VIS!ONSDes paramètres de confidentialité obscurs, des cases déjà cochées ou un site dont il est presque impossible de se désinscrire, nous avons tous déjà subi au moins une fois ces designs trompeurs.
Le mot du jour.
Le mot du jour.  -  RichVintage
Antoine Magallon

Antoine Magallon

L'essentiel

  • Les dark patterns ou design trompeur sont des mécaniques issues du design d’interface et dont le but est de piéger les utilisateurs ou de leur faire faire des choses contre leur volonté.
  • On vous apprend à en repérer quatre, dont le célèbre hôtel à cafards d’Amazon.

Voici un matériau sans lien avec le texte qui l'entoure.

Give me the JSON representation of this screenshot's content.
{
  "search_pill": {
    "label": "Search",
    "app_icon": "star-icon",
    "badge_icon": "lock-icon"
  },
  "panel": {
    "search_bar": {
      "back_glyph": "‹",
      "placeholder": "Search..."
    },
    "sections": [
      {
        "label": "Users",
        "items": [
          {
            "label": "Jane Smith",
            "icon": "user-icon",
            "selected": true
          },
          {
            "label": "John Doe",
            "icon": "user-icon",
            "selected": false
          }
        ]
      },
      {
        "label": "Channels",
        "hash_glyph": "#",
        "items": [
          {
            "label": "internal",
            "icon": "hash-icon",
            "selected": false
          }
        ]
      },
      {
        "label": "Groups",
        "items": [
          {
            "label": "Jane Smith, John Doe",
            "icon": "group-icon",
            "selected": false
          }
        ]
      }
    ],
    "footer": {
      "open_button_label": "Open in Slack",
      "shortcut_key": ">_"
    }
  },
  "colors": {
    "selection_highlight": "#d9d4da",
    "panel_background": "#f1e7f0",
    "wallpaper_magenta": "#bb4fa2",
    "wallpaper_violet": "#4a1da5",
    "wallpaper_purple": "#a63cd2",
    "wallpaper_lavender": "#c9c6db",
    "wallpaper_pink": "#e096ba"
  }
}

«On tombe dans le dark pattern quand on utilise les outils pensés pour améliorer l’expérience des utilisateurs, mais à mauvais escient ». Si vous n’êtes pas un expert du design à l’heure d’Internet cette phrase, prononcée par Célia Hodent, une vraie spécialiste du sujet titulaire d’un doctorat en psychologie ayant travaillé chez Ubisoft, LucasArts et Epic Games, doit vous paraître sacrément obscur. Pourtant nous avons tous, au cours notre vie numérique, été confrontés à des dark patterns, ou designs trompeurs/manipulateurs en français.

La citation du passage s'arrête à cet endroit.